Las iniciativas incluyen ampliaciones en Cartagena y nuevos desarrollos en La Guajira y Coveñas, con una capacidad combinada que podría superar los 1.600 millones de pies cúbicos diarios hacia 2028. Sin embargo, advierte que la caída de la demanda introduce incertidumbre para la viabilidad económica de esta infraestructura.

Colombia proyecta una expansión acelerada de su infraestructura para importar gas natural licuado (GNL), con terminales en marcha en el Caribe y la región norte, además de varios desarrollos conceptuales en estudio.
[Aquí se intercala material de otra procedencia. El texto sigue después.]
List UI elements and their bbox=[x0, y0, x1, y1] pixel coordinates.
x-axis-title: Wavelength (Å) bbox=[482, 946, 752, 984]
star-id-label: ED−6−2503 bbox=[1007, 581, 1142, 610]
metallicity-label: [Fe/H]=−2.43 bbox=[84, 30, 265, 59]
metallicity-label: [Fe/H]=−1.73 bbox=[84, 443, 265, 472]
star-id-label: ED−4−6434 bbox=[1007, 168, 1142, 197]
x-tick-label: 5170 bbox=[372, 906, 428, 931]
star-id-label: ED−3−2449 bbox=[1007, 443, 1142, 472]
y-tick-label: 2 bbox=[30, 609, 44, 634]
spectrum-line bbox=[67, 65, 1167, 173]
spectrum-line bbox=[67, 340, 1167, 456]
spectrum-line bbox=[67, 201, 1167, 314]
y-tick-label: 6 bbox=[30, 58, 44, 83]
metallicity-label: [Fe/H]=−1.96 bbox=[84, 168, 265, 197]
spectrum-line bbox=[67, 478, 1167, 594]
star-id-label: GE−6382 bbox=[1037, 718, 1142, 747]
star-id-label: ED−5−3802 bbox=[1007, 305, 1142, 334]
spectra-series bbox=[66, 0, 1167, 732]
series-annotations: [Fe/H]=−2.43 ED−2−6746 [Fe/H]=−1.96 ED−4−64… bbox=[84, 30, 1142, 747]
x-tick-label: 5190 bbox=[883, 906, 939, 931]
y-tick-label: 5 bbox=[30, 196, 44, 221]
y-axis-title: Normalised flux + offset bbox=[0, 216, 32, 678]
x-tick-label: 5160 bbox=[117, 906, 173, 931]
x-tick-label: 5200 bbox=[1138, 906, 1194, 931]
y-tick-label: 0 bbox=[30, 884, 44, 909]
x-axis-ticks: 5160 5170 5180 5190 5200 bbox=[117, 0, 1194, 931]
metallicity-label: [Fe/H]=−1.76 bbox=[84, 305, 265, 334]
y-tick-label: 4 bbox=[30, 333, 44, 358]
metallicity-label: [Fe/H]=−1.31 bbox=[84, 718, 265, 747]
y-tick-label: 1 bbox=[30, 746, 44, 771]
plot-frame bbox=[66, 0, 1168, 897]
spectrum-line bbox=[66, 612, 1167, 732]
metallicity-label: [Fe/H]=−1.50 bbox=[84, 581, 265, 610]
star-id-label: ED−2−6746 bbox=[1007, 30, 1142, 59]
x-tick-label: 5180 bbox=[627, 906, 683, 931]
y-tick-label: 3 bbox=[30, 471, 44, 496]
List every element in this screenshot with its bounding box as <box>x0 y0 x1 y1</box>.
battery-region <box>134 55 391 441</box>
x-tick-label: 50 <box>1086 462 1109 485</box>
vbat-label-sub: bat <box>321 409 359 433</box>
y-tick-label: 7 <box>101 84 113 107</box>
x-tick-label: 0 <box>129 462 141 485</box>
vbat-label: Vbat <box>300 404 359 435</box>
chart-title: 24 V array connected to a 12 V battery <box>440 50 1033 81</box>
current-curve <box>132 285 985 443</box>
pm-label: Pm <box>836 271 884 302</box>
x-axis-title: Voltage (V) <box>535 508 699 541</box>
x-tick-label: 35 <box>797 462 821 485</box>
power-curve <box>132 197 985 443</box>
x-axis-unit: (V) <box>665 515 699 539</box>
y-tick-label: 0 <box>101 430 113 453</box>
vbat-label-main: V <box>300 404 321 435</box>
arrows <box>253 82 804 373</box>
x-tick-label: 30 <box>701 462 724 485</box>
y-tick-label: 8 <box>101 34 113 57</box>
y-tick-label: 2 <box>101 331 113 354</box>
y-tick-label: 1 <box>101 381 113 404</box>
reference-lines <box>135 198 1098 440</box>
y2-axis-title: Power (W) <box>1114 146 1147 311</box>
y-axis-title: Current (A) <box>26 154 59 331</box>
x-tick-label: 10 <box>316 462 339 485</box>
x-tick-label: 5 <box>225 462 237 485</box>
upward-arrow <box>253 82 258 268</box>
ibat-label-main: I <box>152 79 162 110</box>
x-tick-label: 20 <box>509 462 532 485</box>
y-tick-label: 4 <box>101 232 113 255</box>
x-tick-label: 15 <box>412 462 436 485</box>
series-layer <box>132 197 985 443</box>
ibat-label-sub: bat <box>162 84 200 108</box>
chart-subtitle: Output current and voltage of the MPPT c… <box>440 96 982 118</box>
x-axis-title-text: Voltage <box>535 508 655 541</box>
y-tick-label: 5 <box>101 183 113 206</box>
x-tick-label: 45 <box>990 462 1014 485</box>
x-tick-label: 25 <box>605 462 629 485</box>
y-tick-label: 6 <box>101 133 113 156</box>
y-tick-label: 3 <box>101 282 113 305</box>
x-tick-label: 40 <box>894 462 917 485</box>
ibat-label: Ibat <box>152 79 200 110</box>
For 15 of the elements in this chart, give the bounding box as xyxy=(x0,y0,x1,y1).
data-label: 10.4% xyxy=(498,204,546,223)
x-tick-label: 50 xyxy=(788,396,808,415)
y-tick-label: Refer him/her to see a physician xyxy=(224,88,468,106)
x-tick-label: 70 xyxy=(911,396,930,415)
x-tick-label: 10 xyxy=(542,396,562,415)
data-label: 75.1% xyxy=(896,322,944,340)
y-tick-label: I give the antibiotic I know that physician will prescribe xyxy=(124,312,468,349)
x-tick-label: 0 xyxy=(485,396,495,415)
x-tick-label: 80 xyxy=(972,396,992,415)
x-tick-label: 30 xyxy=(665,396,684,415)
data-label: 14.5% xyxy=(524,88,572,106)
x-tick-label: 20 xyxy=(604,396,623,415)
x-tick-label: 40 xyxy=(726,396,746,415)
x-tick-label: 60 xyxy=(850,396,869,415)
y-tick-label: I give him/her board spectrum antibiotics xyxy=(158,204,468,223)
El ritmo de inversión, sin embargo, contrasta con una demanda que tiende a la baja, lo que podría comprometer la viabilidad económica de varios de estos proyectos.

Actualmente, el país cuenta con una terminal operativa en Cartagena —SPEC, operada por Promigas y Vopak— que maneja cerca de 465 millones de pies cúbicos diarios (MPCD) y prevé una ampliación hasta 533 MPCD hacia 2027. A esta se sumará una nueva infraestructura en Puerto Bahía, impulsada por Ecopetrol y Frontera Energy, cuya entrada inicial se estima en 126 MPCD desde el tercer trimestre de 2026, con crecimiento progresivo hasta 370 MPCD en 2028.

En paralelo, se desarrollan otros proyectos en zonas clave como La Guajira y Coveñas. En el primero, TGI y Hocol lideran junto a Ecopetrol la iniciativa Ballena LNG, con inversión estimada en USD 150 millones y una capacidad objetivo de 300 MPCD. En el segundo, la alianza Ecopetrol–Cenit avanza en una unidad flotante de regasificación (FSRU) con una fase inicial de 110 MPCD y una meta futura de 400 MPCD.

Más allá de estas obras principales, hay al menos ocho iniciativas adicionales en fase conceptual —entre ellas Ciénaga LNG, Andes Energy Terminal y Brisa Terminal— con capacidades entre 20 y 400 MPCD. A pesar del despliegue, el analista energético Sergio Cabrales advierte que el escenario no es lineal.

“Una demanda que se contrae a este ritmo introduce riesgos relevantes para la planificación de infraestructura futura y la sostenibilidad económica de estos proyectos”, puntualiza el experto. La paradoja es clara: mientras se construye más capacidad, podría haber menos gas que demandarla.